What he’s saying feels familiar, which is strange, since I hardly ever think about getting out of Paloma. It takes too much energy to want things like that, to think about the future as less than impossibly far away.

“They’ll let you go soon,” he says. “It’s less than two years before you’re through with Paloma High. And in the meantime . . . well, I’m not telling you to keep your chin up and put on a smile. I’m just saying, you’ve got a million possible futures waiting ahead. Maybe for now, you should focus on imagining what they might look like.”

My lips quiver. Then desperate words elbow their way out. “How am I supposed to focus on years from now? Half the time I barely have enough energy to hold on one more day.”

“So hold on one more day,” he says. “That’s all you need, is to wake up and say, one more. And once you make it through, you wake up the next morning, and you say it again. One more. You hold on for enough one-more-days, they’ll turn into months and years, and before you know it, you’ll have met so many wonderful people and discovered a million hidden things. All one day at a time.”

Without his glasses, García’s eyes are so dark, so compassionate, it hurts to look at him. The conviction in his voice stirs something thick and forgotten in my chest. How can you promise that? I want to yell, but I don’t allow myself another outburst.

“I just scare people off,” I say quietly.

“Really?” García says. “Hate to break it to you, but the cast thinks you’re cool.”

“They what?”

“Emily was telling me after rehearsal the other day that you inspire her. She’s only a freshman, you know—she looks up to you.”

I nearly laugh. Kind, quiet Emily thinks I’m something to look up to?

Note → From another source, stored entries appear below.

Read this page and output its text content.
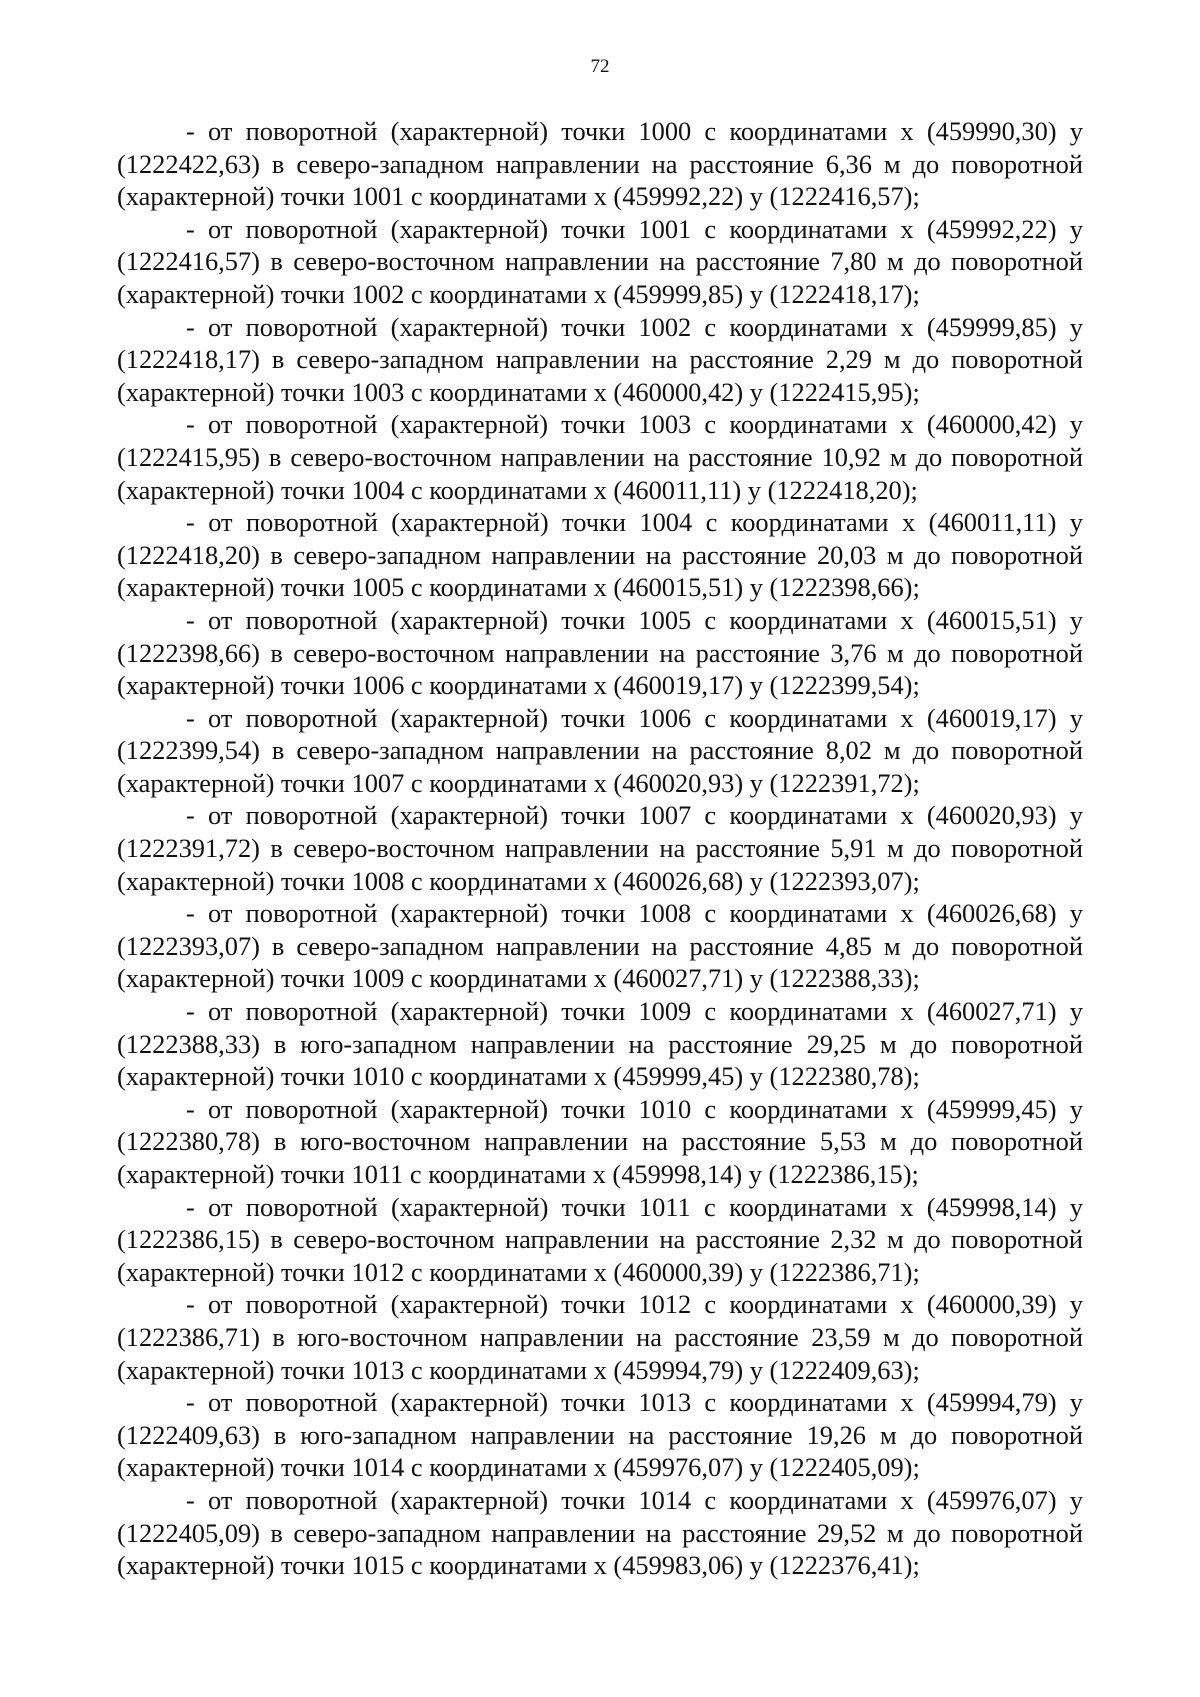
72

- от поворотной (характерной) точки 1000 с координатами x (459990,30) y (1222422,63) в северо-западном направлении на расстояние 6,36 м до поворотной (характерной) точки 1001 с координатами x (459992,22) y (1222416,57);

- от поворотной (характерной) точки 1001 с координатами x (459992,22) y (1222416,57) в северо-восточном направлении на расстояние 7,80 м до поворотной (характерной) точки 1002 с координатами x (459999,85) y (1222418,17);

- от поворотной (характерной) точки 1002 с координатами x (459999,85) y (1222418,17) в северо-западном направлении на расстояние 2,29 м до поворотной (характерной) точки 1003 с координатами x (460000,42) y (1222415,95);

- от поворотной (характерной) точки 1003 с координатами x (460000,42) y (1222415,95) в северо-восточном направлении на расстояние 10,92 м до поворотной (характерной) точки 1004 с координатами x (460011,11) y (1222418,20);

- от поворотной (характерной) точки 1004 с координатами x (460011,11) y (1222418,20) в северо-западном направлении на расстояние 20,03 м до поворотной (характерной) точки 1005 с координатами x (460015,51) y (1222398,66);

- от поворотной (характерной) точки 1005 с координатами x (460015,51) y (1222398,66) в северо-восточном направлении на расстояние 3,76 м до поворотной (характерной) точки 1006 с координатами x (460019,17) y (1222399,54);

- от поворотной (характерной) точки 1006 с координатами x (460019,17) y (1222399,54) в северо-западном направлении на расстояние 8,02 м до поворотной (характерной) точки 1007 с координатами x (460020,93) y (1222391,72);

- от поворотной (характерной) точки 1007 с координатами x (460020,93) y (1222391,72) в северо-восточном направлении на расстояние 5,91 м до поворотной (характерной) точки 1008 с координатами x (460026,68) y (1222393,07);

- от поворотной (характерной) точки 1008 с координатами x (460026,68) y (1222393,07) в северо-западном направлении на расстояние 4,85 м до поворотной (характерной) точки 1009 с координатами x (460027,71) y (1222388,33);

- от поворотной (характерной) точки 1009 с координатами x (460027,71) y (1222388,33) в юго-западном направлении на расстояние 29,25 м до поворотной (характерной) точки 1010 с координатами x (459999,45) y (1222380,78);

- от поворотной (характерной) точки 1010 с координатами x (459999,45) y (1222380,78) в юго-восточном направлении на расстояние 5,53 м до поворотной (характерной) точки 1011 с координатами x (459998,14) y (1222386,15);

- от поворотной (характерной) точки 1011 с координатами x (459998,14) y (1222386,15) в северо-восточном направлении на расстояние 2,32 м до поворотной (характерной) точки 1012 с координатами x (460000,39) y (1222386,71);

- от поворотной (характерной) точки 1012 с координатами x (460000,39) y (1222386,71) в юго-восточном направлении на расстояние 23,59 м до поворотной (характерной) точки 1013 с координатами x (459994,79) y (1222409,63);

- от поворотной (характерной) точки 1013 с координатами x (459994,79) y (1222409,63) в юго-западном направлении на расстояние 19,26 м до поворотной (характерной) точки 1014 с координатами x (459976,07) y (1222405,09);

- от поворотной (характерной) точки 1014 с координатами x (459976,07) y (1222405,09) в северо-западном направлении на расстояние 29,52 м до поворотной (характерной) точки 1015 с координатами x (459983,06) y (1222376,41);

How does that make sense? “It’s a matter of time,” I say. “Some people might want to try talking to me or whatever, but they’ll realize I’m not worth it eventually.”

“Why do you think that?”

I open my mouth to tell him how Olivia and I have grown apart, but I stop. It wasn’t that Olivia called it quits—I’m the one who’s gotten sick of people. Not her. Ever since Mom left . . .

That’s it, I guess. She’s the one who didn’t think I was worth it. A cold, familiar hand presses down on my chest, just as painful after two and a half years. You’re someone even a mother couldn’t love.

I look up at García. I’ve been quiet a long time. “I don’t know why I think that—I just do.”

“Kat,” he says, his voice soft, “you do not deserve to be lonely.”

I grip the sides of the plastic chair so tightly, it hurts.

García studies me for a second, leans back, and puts his glasses on again. A long minute passes. Eventually, I pry myself from my seat, lift my backpack, and go for the door. In the threshold, I glance over my shoulder.

“I’ll see you at rehearsal,” he says.

“Yeah.” I hardly hear the word drip from my lips.

My feet wander. They take me down the hall. I find myself out in the courtyard, dazed, standing in the beating sun and the icy wind.

Standing there, I feel overwhelmingly alive.





AT THE END OF LUNCH ON THURSDAY, I HUSTLE INTO Mr. García’s room ten minutes early to set up for our presentation.

Matt’s already moving desks into clusters for stations. “Hey,” he says.

“Hey.” I close the door. “Where’s García?”

“He had to go to some staff meeting.” Matt maneuvers the last desk into place, and he sets up a card that reads, Treachery: Ninth Circle.

“What for?” I say, thumbtacking our poster above the chalkboard.

“Apparently they’re going to start interviewing teachers next, which . . .”

“Doesn’t really make sense,” I finish. “What does Turner expect them to do, turn themselves in because they’re getting asked a few questions?”

“Yeah, I don’t know.”

I set my stuff at the Second Circle station with a sigh. If it’s only been a week and a half since the assembly, and they’re already dragging the teachers in for questioning, they’ll probably be planting bugs in our cars over the Thanksgiving break.